The front is dominated by the 5.5-inch display. The glossy rear, which attracts finger impressions, houses a dual camera setup and a circular fingerprint scanner. The soft finish at the rear makes it a little slippery too. Nokia 8 Sirocco is IP67 certified, which makes it water-resistant. The phone is accompanied with a plastic back cover for protection but completely kills the look of the phone.
The UI on the Android One is pretty neat - apps can be docked at the bottom of homescreen and swiping up from the bottom opens the app drawer. The app tray also has a search bar on the top, followed by a row of the most frequently used apps. Long pressing the app icon, be it on the homescreen or in the app tray, shows shortcuts for things you can do with the app. For instance, the Keep app shortcuts to create a new audio note, photo note, new list or a note instantly. This works with third part apps too- long pressing Twitter app allowed me to scan QR code, create a new message, new tweet or carry out a search.
The Live Bokeh mode captured great depth images when focusing on humans but struggled with objects. There is also an option to edit the background blur under Bokeh editor setting in Google Photos. When shooting in the auto mode, most of the images came out well. For me, the highlight is the user interface of the Pro mode that made adjusting manual settings intuitive and easy to use. Slightly swiping over the camera shutter switches to Pro mode, which opens radials menu for adjusting the white balance, focus, ISO, shutter speed, and exposure compensation. As I changed the settings, the results were displayed on the screen.

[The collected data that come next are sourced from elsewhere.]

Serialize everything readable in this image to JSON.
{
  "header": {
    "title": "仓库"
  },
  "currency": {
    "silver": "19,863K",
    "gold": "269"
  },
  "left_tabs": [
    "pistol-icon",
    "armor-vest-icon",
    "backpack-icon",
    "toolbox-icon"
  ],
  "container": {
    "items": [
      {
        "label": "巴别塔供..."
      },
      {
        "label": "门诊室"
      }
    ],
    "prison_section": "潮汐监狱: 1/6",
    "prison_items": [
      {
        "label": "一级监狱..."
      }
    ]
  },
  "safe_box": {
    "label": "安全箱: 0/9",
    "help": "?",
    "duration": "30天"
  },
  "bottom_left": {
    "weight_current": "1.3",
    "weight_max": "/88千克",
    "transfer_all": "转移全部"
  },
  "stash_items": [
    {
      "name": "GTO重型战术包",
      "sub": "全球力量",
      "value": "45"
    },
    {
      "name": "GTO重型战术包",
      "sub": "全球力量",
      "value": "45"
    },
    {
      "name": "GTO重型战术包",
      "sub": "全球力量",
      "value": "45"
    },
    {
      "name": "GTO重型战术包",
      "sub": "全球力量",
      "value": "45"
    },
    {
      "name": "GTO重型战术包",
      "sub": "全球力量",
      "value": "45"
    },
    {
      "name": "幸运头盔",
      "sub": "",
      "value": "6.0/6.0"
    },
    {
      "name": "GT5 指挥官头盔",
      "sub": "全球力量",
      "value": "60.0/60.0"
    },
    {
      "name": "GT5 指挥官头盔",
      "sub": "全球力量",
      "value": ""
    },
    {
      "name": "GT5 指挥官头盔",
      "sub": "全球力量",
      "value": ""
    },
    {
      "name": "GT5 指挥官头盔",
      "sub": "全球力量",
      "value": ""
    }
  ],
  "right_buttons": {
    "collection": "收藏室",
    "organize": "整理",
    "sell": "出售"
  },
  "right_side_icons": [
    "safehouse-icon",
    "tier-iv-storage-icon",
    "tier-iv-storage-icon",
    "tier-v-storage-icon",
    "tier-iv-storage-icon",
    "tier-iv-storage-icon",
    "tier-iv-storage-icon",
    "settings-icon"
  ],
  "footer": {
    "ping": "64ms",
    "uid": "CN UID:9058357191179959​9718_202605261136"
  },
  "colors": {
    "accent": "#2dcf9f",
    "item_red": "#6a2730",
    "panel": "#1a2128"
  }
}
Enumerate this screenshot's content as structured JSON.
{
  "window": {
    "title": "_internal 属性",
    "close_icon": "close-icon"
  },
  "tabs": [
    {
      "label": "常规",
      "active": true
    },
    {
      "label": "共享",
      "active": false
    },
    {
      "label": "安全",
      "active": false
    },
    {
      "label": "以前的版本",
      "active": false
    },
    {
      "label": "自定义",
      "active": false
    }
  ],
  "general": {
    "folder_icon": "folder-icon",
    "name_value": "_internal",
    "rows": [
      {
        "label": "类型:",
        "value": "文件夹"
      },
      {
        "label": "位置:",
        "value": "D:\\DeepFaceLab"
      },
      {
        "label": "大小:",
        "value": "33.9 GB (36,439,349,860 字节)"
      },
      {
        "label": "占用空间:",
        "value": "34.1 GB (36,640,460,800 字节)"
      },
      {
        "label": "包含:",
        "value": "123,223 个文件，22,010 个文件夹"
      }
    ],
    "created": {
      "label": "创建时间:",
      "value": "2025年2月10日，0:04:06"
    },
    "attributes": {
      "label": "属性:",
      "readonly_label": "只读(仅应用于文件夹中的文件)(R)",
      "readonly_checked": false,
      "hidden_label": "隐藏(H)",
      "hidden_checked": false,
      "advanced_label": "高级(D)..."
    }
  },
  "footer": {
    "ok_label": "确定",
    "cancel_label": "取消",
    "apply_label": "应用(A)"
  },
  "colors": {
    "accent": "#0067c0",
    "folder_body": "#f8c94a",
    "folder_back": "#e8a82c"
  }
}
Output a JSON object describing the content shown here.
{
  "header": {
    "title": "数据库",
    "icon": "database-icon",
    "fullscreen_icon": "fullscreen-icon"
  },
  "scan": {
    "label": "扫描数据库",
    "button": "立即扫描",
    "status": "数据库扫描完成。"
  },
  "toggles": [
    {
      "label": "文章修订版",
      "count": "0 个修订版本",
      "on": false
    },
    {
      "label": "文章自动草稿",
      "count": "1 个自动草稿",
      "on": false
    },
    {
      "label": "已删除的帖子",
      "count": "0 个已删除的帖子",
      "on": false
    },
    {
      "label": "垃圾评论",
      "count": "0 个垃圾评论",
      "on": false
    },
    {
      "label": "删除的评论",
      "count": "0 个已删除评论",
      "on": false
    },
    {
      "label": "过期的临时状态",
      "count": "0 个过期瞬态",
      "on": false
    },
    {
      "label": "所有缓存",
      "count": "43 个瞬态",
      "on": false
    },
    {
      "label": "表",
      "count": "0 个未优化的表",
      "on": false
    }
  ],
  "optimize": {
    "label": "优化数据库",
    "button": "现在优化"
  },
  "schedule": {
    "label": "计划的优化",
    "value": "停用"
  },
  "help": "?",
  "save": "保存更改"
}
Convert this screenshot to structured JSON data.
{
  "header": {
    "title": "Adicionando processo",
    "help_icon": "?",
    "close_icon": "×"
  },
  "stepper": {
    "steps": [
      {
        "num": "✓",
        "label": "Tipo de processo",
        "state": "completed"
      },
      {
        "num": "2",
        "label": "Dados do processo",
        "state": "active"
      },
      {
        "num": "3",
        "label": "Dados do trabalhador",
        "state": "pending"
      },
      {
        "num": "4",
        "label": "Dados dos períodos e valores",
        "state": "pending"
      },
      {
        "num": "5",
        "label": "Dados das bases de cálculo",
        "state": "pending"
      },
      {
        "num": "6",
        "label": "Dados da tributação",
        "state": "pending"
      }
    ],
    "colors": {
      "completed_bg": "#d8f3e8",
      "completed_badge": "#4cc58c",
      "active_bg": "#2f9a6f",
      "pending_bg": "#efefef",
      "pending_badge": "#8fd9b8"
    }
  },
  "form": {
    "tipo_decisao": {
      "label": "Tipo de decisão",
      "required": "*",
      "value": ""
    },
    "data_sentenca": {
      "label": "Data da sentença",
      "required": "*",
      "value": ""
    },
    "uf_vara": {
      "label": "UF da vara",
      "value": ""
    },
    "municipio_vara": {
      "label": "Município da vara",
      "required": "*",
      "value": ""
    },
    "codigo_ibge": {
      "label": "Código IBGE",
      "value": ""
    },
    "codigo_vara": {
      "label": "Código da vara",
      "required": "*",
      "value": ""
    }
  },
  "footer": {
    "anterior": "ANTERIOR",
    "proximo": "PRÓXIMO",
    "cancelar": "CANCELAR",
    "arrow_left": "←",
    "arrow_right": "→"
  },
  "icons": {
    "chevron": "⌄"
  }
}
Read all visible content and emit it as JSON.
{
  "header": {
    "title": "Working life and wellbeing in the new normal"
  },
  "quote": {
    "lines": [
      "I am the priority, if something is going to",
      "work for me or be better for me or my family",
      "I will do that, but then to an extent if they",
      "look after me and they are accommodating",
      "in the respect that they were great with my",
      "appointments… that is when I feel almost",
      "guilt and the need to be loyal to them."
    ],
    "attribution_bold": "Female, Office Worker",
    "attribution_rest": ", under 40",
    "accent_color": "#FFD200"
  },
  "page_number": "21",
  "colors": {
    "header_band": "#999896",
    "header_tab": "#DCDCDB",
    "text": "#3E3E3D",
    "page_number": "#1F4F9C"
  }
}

The images captured using the Pro mode were impressive as images captured during low-light and indoors had little noise. Overall, the images offered great colours and details. There is also a Bothie mode, where both the front and the rear camera captures images and videos at the same time and stitches them together. There are two ways to access the Bothie mode - one is where the front and the rear camera divides the screen into half and the other is P-I-P, where the selfie camera comes as a small picture in the big rear frame.